NdLinear: Preserving Multi-Dimensional Structure for Parameter-Efficient Neural Networks
Alex Reneau, Jerry Yao-Chieh Hu, Zhongfang Zhuang, Ting-Chun Liu, Xiang He, Judah Goldfeder, Nadav Timor, Allen G Roush, Ravid Shwartz-Ziv
TL;DR
NdLinear proposes a drop-in N-D tensor linear layer that preserves the native multi-dimensional structure by applying sequential, per-mode linear transforms, dramatically reducing parameters and compute compared to flattened layers.

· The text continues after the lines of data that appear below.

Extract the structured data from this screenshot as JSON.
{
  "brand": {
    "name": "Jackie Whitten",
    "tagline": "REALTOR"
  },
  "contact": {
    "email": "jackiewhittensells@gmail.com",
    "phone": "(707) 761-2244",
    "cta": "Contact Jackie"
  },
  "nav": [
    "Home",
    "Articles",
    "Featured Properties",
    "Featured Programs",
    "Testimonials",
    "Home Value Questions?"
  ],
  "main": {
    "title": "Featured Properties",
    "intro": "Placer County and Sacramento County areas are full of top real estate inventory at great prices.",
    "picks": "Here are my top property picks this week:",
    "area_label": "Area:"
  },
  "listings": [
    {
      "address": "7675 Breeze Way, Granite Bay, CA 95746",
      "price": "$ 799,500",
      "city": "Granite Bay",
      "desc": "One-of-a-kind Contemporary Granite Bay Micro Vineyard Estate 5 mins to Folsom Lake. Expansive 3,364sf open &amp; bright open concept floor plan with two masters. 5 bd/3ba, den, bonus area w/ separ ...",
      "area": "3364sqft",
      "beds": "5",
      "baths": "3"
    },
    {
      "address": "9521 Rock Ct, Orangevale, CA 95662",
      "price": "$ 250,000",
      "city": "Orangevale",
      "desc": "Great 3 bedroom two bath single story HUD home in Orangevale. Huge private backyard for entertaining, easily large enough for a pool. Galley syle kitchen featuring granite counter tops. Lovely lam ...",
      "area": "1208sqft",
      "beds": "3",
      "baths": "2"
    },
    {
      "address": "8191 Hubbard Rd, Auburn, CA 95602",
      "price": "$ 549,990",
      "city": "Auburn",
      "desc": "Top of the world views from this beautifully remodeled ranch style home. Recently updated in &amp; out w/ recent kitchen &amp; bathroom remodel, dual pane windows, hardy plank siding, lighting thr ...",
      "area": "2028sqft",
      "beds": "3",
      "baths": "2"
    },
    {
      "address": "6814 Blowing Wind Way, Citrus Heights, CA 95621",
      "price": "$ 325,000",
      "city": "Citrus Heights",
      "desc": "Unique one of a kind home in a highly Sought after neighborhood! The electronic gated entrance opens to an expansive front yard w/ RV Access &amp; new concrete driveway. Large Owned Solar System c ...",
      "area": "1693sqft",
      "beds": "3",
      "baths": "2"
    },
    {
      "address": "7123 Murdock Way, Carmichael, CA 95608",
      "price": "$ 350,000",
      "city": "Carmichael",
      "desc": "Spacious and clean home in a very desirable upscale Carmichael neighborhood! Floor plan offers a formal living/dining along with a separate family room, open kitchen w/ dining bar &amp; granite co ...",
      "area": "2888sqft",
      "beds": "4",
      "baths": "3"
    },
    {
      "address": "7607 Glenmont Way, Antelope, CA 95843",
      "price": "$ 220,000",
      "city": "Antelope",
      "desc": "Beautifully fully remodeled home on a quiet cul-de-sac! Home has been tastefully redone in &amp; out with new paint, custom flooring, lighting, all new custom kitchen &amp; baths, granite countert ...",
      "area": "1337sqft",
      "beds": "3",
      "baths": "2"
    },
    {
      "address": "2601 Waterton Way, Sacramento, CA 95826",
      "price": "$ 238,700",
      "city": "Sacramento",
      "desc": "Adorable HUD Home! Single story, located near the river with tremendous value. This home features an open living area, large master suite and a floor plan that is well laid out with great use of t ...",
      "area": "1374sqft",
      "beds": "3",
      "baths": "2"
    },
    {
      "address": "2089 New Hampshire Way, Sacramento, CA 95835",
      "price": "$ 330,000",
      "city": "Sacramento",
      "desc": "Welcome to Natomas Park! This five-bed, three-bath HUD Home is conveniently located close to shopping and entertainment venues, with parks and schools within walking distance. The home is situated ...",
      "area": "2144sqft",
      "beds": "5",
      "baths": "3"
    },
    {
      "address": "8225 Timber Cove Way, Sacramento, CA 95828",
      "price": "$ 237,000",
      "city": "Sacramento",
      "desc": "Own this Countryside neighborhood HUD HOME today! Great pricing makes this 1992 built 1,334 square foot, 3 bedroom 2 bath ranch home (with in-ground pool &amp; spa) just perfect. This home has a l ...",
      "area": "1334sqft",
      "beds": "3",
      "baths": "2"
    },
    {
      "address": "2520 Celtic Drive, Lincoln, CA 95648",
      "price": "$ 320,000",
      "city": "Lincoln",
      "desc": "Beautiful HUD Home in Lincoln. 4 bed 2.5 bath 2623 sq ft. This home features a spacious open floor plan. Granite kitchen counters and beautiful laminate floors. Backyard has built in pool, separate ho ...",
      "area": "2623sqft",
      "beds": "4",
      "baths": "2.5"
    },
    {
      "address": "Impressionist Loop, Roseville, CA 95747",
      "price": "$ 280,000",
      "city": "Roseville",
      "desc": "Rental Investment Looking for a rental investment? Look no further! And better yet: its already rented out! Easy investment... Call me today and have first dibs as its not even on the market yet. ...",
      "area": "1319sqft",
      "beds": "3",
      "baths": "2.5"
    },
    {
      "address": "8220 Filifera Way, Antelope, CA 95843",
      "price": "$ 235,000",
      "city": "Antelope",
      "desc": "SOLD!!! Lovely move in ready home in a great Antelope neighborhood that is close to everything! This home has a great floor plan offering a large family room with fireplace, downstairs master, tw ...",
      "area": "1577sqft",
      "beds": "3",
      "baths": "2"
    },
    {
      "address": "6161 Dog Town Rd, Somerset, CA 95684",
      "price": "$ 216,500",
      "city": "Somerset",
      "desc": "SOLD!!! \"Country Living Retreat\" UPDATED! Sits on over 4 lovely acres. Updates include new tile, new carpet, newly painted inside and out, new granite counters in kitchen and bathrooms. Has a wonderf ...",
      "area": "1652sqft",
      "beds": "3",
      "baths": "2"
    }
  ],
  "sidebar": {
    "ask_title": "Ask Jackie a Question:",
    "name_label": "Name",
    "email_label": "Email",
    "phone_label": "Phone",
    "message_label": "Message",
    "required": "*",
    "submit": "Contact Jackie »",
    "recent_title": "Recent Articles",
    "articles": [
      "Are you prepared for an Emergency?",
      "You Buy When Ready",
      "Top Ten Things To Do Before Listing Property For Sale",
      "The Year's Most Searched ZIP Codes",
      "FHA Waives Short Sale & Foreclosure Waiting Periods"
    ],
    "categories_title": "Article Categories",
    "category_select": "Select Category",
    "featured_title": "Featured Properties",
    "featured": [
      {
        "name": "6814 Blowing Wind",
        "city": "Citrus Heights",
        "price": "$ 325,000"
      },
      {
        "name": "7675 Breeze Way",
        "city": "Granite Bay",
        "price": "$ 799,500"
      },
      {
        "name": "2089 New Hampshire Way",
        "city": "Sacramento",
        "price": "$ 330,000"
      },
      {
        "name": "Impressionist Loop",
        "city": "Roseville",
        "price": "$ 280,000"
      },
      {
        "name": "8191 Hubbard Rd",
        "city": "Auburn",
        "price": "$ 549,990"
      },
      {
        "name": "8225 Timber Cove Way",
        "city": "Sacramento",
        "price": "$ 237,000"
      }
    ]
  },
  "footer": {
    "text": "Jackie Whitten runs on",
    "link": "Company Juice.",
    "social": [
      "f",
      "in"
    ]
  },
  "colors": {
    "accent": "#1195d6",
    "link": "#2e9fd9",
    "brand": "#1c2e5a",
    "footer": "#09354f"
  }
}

The authors prove expressivity preservation under a rank-1 Tucker (Kronecker) parameterization and demonstrate favorable VC-dimension scaling, alongside empirical evidence of strong performance across NLP, time series, tabular, and vision tasks with substantial efficiency gains. A key contribution is NdLinear-LoRA, which achieves up to 9× fewer trainable parameters while matching or exceeding LoRA on reasoning tasks, plus extensive ablations showing robustness to hyperparameters and minimal overhead. The work provides practical deployment guidance, showing NdLinear excels on axis-separable data but may underperform on highly entangled patterns, and it offers a paradigm shift away from flattening toward structure-preserving neural architectures with broad potential impact on on-device and federated learning.
Abstract
In deep learning, processing multidimensional inputs (e.g., images, medical scans, and time series) is an important task that often requires flattening the inputs. We introduce $\mathit{NdLinear}$, a drop-in replacement for linear layers that operates directly on tensors, requiring no flattening. By applying transformations separately along each dimension, NdLinear preserves native data structure while achieving dramatic parameter reductions, often by orders of magnitude, with minimal memory overhead. We prove NdLinear maintains expressivity through structured Tucker decomposition while preserving VC-dimension scaling. Extensive experiments demonstrate NdLinear's capacity to achieve significant parameter reductions with substantial wall-clock efficiency gains and minimal memory overhead. For instance, our $\mathit{NdLinear-LoRA}$ matches or exceeds standard LoRA on language reasoning tasks using up to $9\times$ fewer parameters. Experiments across CNNs, RNNs, Transformers, and MLPs on vision, language, time-series, and tabular tasks consistently demonstrate NdLinear's efficiency gains. While excelling at axis-separable tasks, NdLinear has limitations with entangled spatial interactions. By processing data in its original N-dimensional form, NdLinear provides a theoretically grounded, practical component for building more efficient neural architectures.